In his later years, Giacometti's works were shown in a number of large exhibitions throughout Europe. Riding a wave of international popularity, and despite his declining health, he traveled to the United States in 1965 for an exhibition of his works at the New York Museum of Modern Art.
As his last work he prepared the text for the book Paris sans fin, a sequence of 150 lithographs containing memories of all the places where he had lived.

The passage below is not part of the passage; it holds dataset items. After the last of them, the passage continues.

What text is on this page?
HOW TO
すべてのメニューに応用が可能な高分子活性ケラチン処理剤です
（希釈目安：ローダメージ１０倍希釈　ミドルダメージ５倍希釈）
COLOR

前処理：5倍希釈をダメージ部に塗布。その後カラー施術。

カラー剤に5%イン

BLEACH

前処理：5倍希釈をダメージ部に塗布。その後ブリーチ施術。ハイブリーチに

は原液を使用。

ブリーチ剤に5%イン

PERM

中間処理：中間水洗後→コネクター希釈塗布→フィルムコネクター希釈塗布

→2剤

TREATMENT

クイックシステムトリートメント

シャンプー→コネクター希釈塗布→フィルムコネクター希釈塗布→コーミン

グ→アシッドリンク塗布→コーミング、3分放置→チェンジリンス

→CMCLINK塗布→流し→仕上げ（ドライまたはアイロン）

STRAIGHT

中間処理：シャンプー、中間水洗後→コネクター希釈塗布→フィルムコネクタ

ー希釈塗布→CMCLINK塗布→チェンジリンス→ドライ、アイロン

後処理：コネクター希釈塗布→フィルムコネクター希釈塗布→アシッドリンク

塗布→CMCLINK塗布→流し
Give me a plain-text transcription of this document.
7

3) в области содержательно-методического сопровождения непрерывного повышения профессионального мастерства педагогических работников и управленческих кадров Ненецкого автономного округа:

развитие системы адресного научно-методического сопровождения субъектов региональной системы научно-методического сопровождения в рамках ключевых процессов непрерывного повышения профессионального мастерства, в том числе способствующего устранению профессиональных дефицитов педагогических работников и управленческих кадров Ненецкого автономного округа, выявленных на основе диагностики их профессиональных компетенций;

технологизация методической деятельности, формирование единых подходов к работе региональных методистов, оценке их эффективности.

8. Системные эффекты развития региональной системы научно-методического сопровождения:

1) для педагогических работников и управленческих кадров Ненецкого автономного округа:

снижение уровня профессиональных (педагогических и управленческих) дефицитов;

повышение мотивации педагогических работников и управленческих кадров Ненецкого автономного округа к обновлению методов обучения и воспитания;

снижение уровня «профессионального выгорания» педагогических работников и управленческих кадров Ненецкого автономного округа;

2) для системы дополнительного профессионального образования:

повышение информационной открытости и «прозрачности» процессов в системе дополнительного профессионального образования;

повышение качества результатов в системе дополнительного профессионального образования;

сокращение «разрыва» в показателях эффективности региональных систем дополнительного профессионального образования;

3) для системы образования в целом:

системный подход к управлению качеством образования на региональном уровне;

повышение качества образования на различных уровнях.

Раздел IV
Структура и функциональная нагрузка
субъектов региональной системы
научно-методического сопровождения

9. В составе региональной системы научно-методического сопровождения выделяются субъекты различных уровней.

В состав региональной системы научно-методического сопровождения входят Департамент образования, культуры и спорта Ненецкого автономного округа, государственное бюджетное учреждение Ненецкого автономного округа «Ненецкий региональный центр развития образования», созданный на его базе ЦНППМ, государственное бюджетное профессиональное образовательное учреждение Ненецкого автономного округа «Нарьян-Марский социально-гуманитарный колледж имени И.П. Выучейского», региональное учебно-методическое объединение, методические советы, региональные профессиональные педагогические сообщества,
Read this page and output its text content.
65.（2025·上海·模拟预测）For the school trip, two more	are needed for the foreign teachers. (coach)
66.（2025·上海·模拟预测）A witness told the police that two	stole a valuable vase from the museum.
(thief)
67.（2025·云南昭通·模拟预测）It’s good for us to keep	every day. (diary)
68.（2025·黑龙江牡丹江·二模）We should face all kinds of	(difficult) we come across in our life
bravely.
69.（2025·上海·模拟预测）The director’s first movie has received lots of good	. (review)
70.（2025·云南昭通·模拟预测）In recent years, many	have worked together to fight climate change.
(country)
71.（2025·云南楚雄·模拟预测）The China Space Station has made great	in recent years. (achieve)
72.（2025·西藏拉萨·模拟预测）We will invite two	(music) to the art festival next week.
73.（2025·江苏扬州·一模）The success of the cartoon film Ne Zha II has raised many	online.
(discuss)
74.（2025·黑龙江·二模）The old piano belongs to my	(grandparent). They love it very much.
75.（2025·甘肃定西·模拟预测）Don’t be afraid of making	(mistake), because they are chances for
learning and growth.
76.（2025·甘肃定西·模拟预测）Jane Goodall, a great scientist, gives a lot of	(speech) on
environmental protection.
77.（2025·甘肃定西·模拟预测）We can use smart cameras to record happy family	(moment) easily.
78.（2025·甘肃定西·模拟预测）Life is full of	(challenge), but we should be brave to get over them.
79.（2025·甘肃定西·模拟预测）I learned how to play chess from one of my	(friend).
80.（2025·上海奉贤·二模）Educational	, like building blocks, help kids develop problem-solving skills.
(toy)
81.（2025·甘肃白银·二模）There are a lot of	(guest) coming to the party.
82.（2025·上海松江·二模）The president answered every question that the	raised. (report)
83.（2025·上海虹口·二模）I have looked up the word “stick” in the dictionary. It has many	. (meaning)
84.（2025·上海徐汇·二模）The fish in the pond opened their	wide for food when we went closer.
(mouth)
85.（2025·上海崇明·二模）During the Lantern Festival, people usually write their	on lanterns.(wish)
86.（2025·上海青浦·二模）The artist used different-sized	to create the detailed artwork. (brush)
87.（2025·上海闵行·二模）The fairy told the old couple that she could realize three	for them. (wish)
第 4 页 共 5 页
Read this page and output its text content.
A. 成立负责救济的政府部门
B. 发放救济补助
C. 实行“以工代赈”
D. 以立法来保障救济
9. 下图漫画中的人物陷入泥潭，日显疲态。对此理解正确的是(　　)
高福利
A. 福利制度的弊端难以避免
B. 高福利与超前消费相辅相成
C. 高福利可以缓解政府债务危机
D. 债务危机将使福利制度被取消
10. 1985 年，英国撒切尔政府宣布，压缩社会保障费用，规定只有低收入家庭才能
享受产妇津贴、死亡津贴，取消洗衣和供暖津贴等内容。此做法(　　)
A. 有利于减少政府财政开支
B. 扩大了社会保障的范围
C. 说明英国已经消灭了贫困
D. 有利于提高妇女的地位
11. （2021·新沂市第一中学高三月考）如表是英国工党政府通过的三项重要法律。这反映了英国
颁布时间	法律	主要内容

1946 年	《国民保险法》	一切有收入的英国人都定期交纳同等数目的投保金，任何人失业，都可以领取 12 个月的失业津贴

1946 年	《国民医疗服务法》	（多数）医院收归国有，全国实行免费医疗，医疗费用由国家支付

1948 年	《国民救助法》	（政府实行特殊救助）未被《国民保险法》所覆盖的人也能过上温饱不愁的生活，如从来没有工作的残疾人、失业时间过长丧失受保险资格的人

Giacometti died in 1966 of heart disease and chronic bronchitis at the Kantonsspital in Chur, Switzerland. His body was returned to his birthplace in Borgonovo, where he was interred close to his parents.

Later years
Giacometti was a key player in the Surrealist Movement, but his work resists easy categorization. Some describe it as formalist, others argue it is expressionist or otherwise having to do with what Deleuze calls 'blocs of sensation' (as in Deleuze's analysis of Francis Bacon). Even after his excommunication from the Surrealist group, while the intention of his sculpting was usually imitation, the end products were an expression of his emotional response to the subject. He attempted to create renditions of his models the way he saw them, and the way he thought they ought to be seen. He once said that he was sculpting not the human figure but "the shadow that is cast."
Scholar William Barrett in Irrational Man: A Study in Existential Philosophy (1962), argues that the attenuated forms of Giacometti's figures reflect the view of 20th century modernism and existentialism that modern life is increasingly devoid of meaning and empty. "All the sculptures of today, like those of the past, will end one day in pieces... So it is important to fashion ones work carefully in its smallest recess and charge every particle of matter with life."

Artistic analysis
His work is in numerous public collections, including the Museum of Fine Arts, Zurich, the Museum of Modern Art in New York, the Museum of Fine Arts, Boston, the Solomon R. Guggenheim Museum in New York, and the Carnegie Institute in Pittsburgh. He created the monument on the grave of Gerda Taro at Père Lachaise Cemetery.
In 2001 he was included in the Painting the Century 101 Portrait Masterpieces 1900-2000 exhibition held at the National Portrait Gallery, London.
In November 2000 Grande Femme Debout I by Giacometti sold for $14.3 million.[1]
Giacometti and his sculpture Three Men Walking appear on the current 100 Swiss Franc banknote.